I’m in left lane on highway. Tesla ahead of me but quite a ways away.

I realize as I’m driving that the Tesla is moving quite slow for the left lane driving. And before you say it, yes there are lots of people speeding in highway left lanes too.

So - I passed on the right rather than tailgate. Look over and see a guy leaning back in his seat. No hands on wheel. Could’ve been asleep. And driving 10-15 mph slower than you’d expect in that lane.

To your point about using it FSD the way you do, makes total sense to me. Which implies you would also cruise at the right speed depending on the lane you are in, unlike my example.

2 comments

One of my major complaints about FSD is the 'speed profiles'. You used to be able to set a target speed directly. Now, you can only select a profile. You're either going the exact speed limit, 2-3mph over, or essentially 'with the flow of traffic' which can lead to speeding +15 over the limit.
Didn't know about that feature. Thanks for the illumination. On verge of going full electric and looking at BMW, Lucid, Porsche, Rivian, Tesla.

I wonder what's taught to new drivers about this sort of situation. My intuitive feeling (driving for almost 30 years) is you drive with the flow of traffic when traffic is present. I don't see too many left lane drivers glued to speed limits, but it's obvious when someone is a fast or slow.

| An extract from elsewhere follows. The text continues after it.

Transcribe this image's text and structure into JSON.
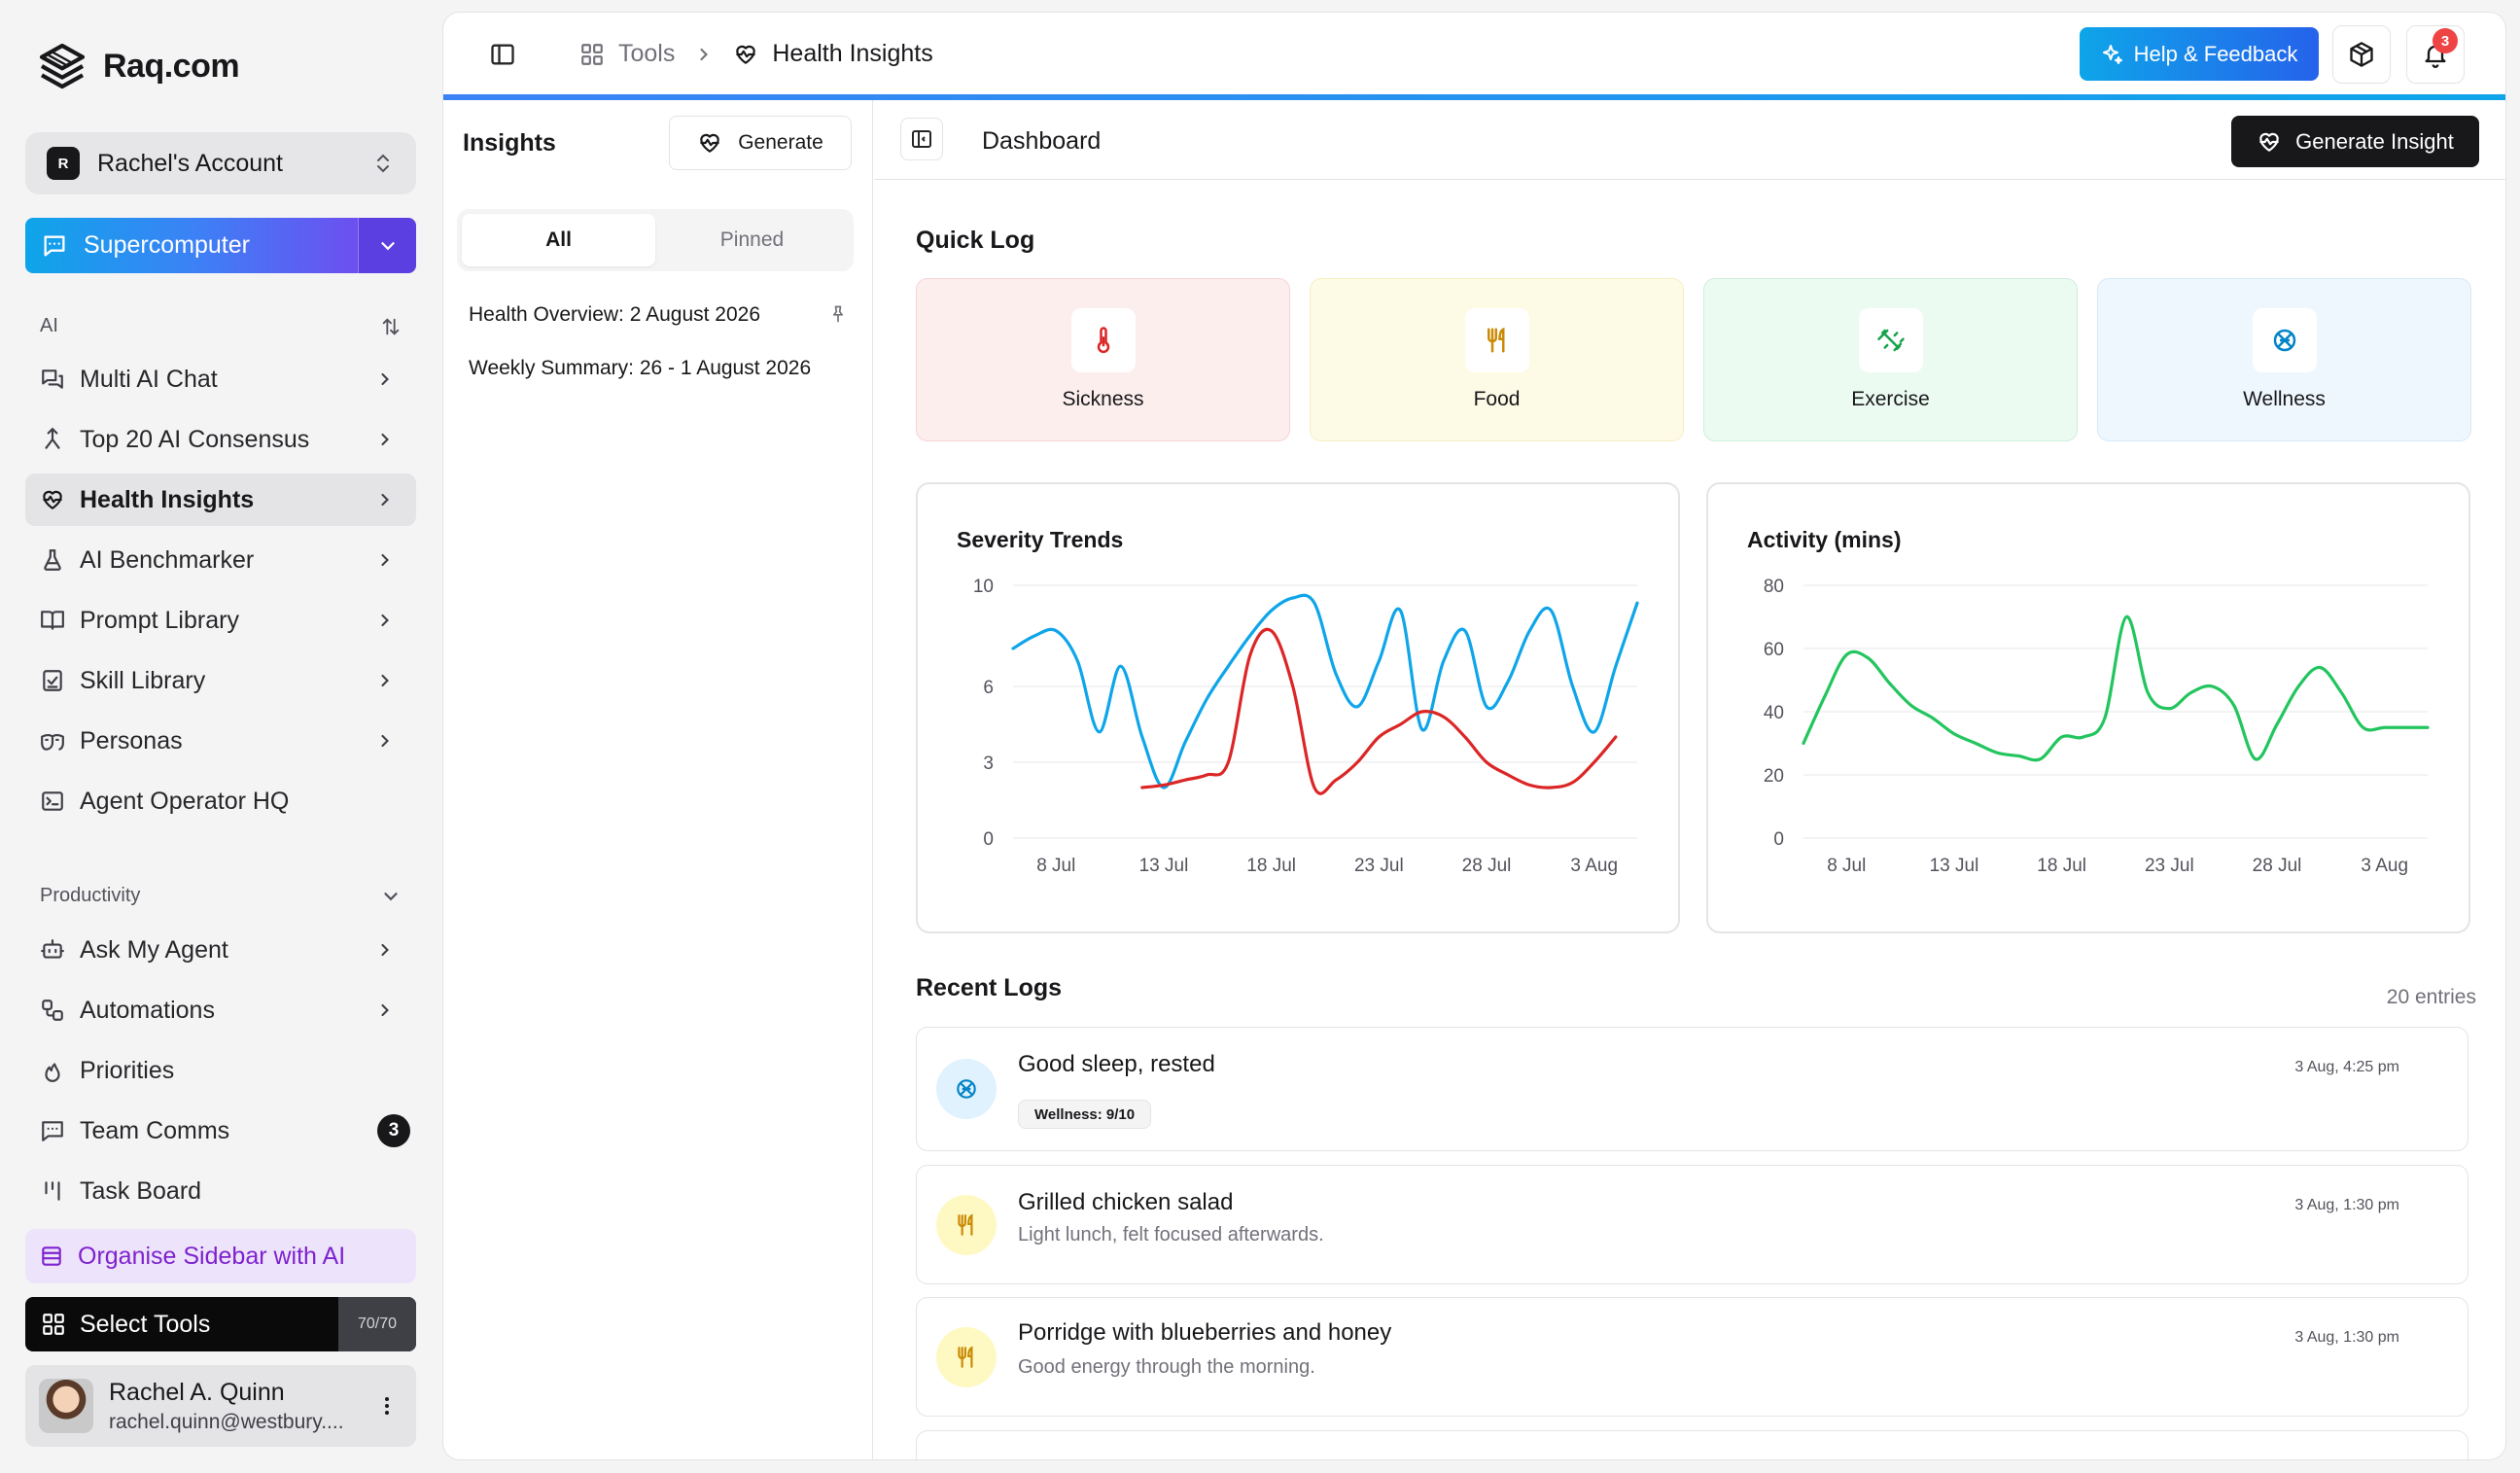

It's worth noting that older Tesla's pre-2024, are stuck on an old version of FSD due to compute limitations. Recent FSD, generally, does not hang out in the left lane and is very good at recognizing when vehicles approach from the rear. It will move to the right lane to allow them to pass.
Excellent -- noted.
> the Tesla is moving quite slow for the left lane driving. And before you say it, yes there are lots of people speeding in highway left lanes too.

Is that code for "the Tesla was following the law by driving within the speed limit and I don't find that acceptable" or what?

> I passed on the right rather than tailgate.

... right, since those are the only two options. Tailgating is just one of the potential valid options to choose from after all.

> And driving 10-15 mph slower than you’d expect in that lane.

So not "slower than the speed limit", but rather "slower than you'd expect". Sigh.

I won't comment on whether it's acceptable to speed or not. I don't think that's the point.

Most highways I drive on exhibit a predictable pattern. Slower folks in right lane. Faster folks in left lane. Maybe those slower folks are at the speed limit, or above, or below. Left lane folks somewhat faster.

Should everyone obey the speed limit? Sure! Hard to argue that point.

My observation was a Tesla driving at - let's call it "right lane speed" in the left lane. Maybe slower. Slow enough that you'd soon see a predictable back-up behind the car - some tailgating, brake usage, etc. The stuff that in my view leads to more accidents, swerving, and phantom traffic that occurs when people pile on each other, use brakes excessively, and end up slowing to a crawl.

FWIW: The "is speeding acceptable" question is somewhat resolved by police. I rarely see people pulled over for speeding within the flow of traffic, vs. somewhat swerving in/out or just driving much faster than everyone.

Don't remember the last time I saw an officer pick a car out of a normally flowing left lane to issue just that one driver a ticket.